Nie robiłam tego również w okresie jesienno-zimowym. W końcu wychodzę z domu – jest półmrok, wracam – jest już ciemno. Uznawałam, że nie ma w tym najmniejszego sensu. Uznawałam – do czasu, kiedy podjęłam decyzję by robić inaczej:) (tonący brzytwy się chwyta, więc wymyśliłam, że może choć ten drobiazg zacznie mnie pozytywniej ładować o poranku).

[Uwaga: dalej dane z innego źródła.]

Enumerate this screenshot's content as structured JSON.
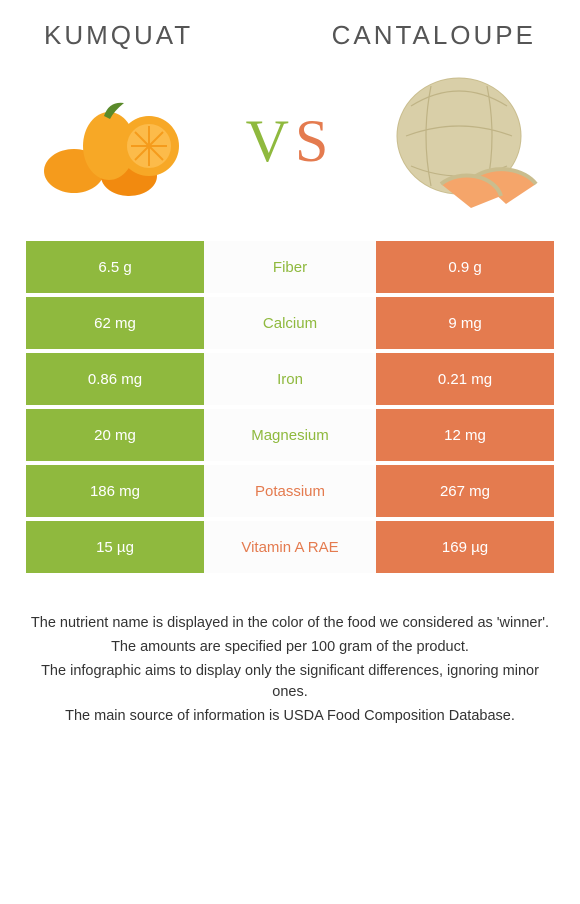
{
  "titles": {
    "left": "Kumquat",
    "right": "Cantaloupe"
  },
  "vs": {
    "v": "V",
    "s": "S"
  },
  "colors": {
    "green": "#8fb93e",
    "orange": "#e47b4f",
    "row_bg": "#fcfcfc",
    "text": "#333333"
  },
  "rows": [
    {
      "left": "6.5 g",
      "label": "Fiber",
      "right": "0.9 g",
      "winner": "green"
    },
    {
      "left": "62 mg",
      "label": "Calcium",
      "right": "9 mg",
      "winner": "green"
    },
    {
      "left": "0.86 mg",
      "label": "Iron",
      "right": "0.21 mg",
      "winner": "green"
    },
    {
      "left": "20 mg",
      "label": "Magnesium",
      "right": "12 mg",
      "winner": "green"
    },
    {
      "left": "186 mg",
      "label": "Potassium",
      "right": "267 mg",
      "winner": "orange"
    },
    {
      "left": "15 µg",
      "label": "Vitamin A RAE",
      "right": "169 µg",
      "winner": "orange"
    }
  ],
  "footer": {
    "l1": "The nutrient name is displayed in the color of the food we considered as 'winner'.",
    "l2": "The amounts are specified per 100 gram of the product.",
    "l3": "The infographic aims to display only the significant differences, ignoring minor ones.",
    "l4": "The main source of information is USDA Food Composition Database."
  }
}
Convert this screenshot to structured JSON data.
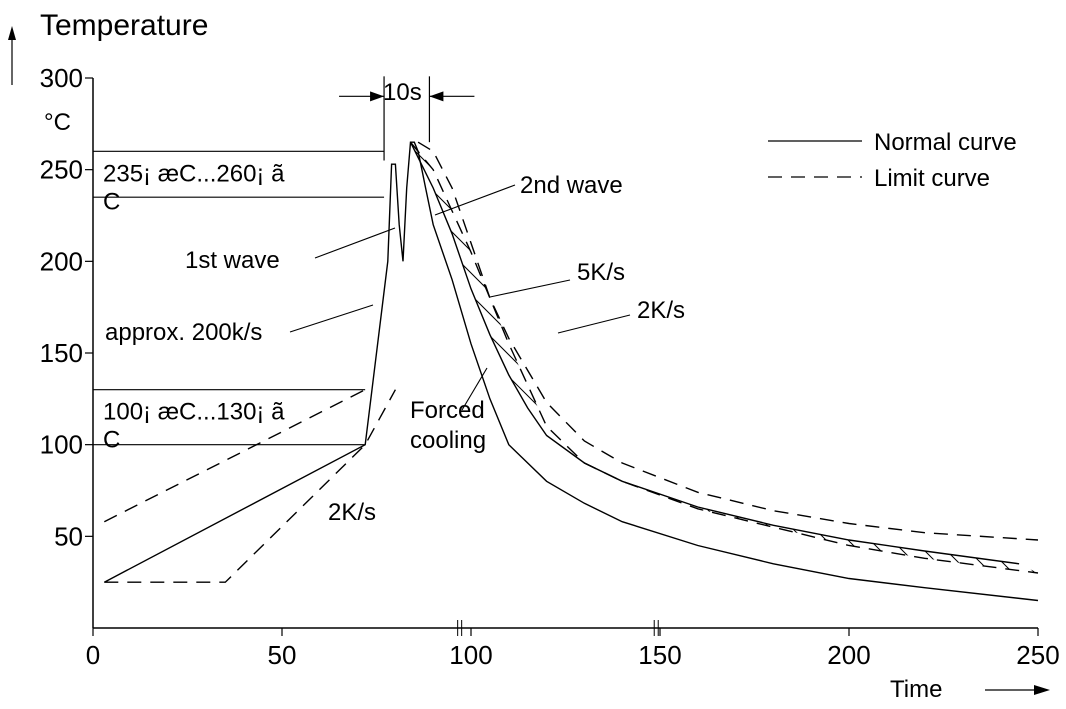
{
  "chart_data": {
    "type": "line",
    "title": "",
    "ylabel": "Temperature",
    "yunit": "°C",
    "xlabel": "Time",
    "xlim": [
      0,
      250
    ],
    "ylim": [
      0,
      300
    ],
    "x_ticks": [
      0,
      50,
      100,
      150,
      200,
      250
    ],
    "y_ticks": [
      50,
      100,
      150,
      200,
      250,
      300
    ],
    "legend": {
      "placement": "top-right",
      "entries": [
        {
          "label": "Normal curve",
          "style": "solid"
        },
        {
          "label": "Limit curve",
          "style": "dashed"
        }
      ]
    },
    "series": [
      {
        "name": "Normal curve",
        "style": "solid",
        "x": [
          3,
          72,
          78,
          79,
          80,
          81,
          82,
          83,
          84,
          85,
          86,
          87,
          88,
          90,
          95,
          100,
          105,
          110,
          120,
          130,
          140,
          160,
          180,
          200,
          220,
          250
        ],
        "y": [
          25,
          100,
          200,
          253,
          253,
          220,
          200,
          240,
          265,
          265,
          260,
          250,
          240,
          220,
          190,
          155,
          125,
          100,
          80,
          68,
          58,
          45,
          35,
          27,
          22,
          15
        ]
      },
      {
        "name": "Normal curve",
        "style": "solid",
        "x": [
          84,
          90,
          95,
          100,
          105,
          110,
          115,
          120,
          130,
          140,
          160,
          180,
          200,
          220,
          245
        ],
        "y": [
          265,
          240,
          215,
          185,
          160,
          138,
          120,
          105,
          90,
          80,
          66,
          56,
          48,
          42,
          35
        ]
      },
      {
        "name": "Limit curve",
        "style": "dashed",
        "x": [
          3,
          35,
          72,
          80
        ],
        "y": [
          25,
          25,
          100,
          130
        ]
      },
      {
        "name": "Limit curve",
        "style": "dashed",
        "x": [
          3,
          72
        ],
        "y": [
          58,
          130
        ]
      },
      {
        "name": "Limit curve",
        "style": "dashed",
        "x": [
          86,
          90,
          95,
          100,
          105,
          110,
          120,
          130,
          140,
          160,
          180,
          200,
          220,
          250
        ],
        "y": [
          265,
          260,
          240,
          210,
          180,
          158,
          123,
          102,
          90,
          74,
          64,
          57,
          52,
          48
        ]
      },
      {
        "name": "Limit curve",
        "style": "dashed",
        "x": [
          84,
          90,
          100,
          110,
          120,
          130,
          140,
          160,
          180,
          200,
          220,
          250
        ],
        "y": [
          265,
          250,
          205,
          155,
          110,
          90,
          80,
          65,
          55,
          45,
          38,
          30
        ]
      }
    ],
    "bands": [
      {
        "from": 235,
        "to": 260,
        "label": "235¡ æC...260¡ ã\nC"
      },
      {
        "from": 100,
        "to": 130,
        "label": "100¡ æC...130¡ ã\nC"
      }
    ],
    "annotations": [
      {
        "text": "10s",
        "x": 82,
        "y": 290
      },
      {
        "text": "1st wave",
        "x": 82,
        "y": 210
      },
      {
        "text": "2nd wave",
        "x": 100,
        "y": 235
      },
      {
        "text": "approx. 200k/s",
        "x": 75,
        "y": 160
      },
      {
        "text": "5K/s",
        "x": 105,
        "y": 180
      },
      {
        "text": "2K/s",
        "x": 125,
        "y": 163
      },
      {
        "text": "Forced\ncooling",
        "x": 107,
        "y": 135
      },
      {
        "text": "2K/s",
        "x": 60,
        "y": 65
      }
    ]
  }
}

Już odsłaniam żaluzje każdego poranka. Nawet, kiedy wstaję po 5. Po prostu dokonuję tym sposobem magicznego rozdzielenie nocy od dnia. Myślę sobie wtedy (choć często jest jeszcze ciemno) – Witaj dniu! 🙂 Drobiazg, żeby nie powiedzieć pierdoła (dla niektórych z Was pewnie totalny nonsens;)), a pomaga mózgowi przestawić się na tryb dzienny.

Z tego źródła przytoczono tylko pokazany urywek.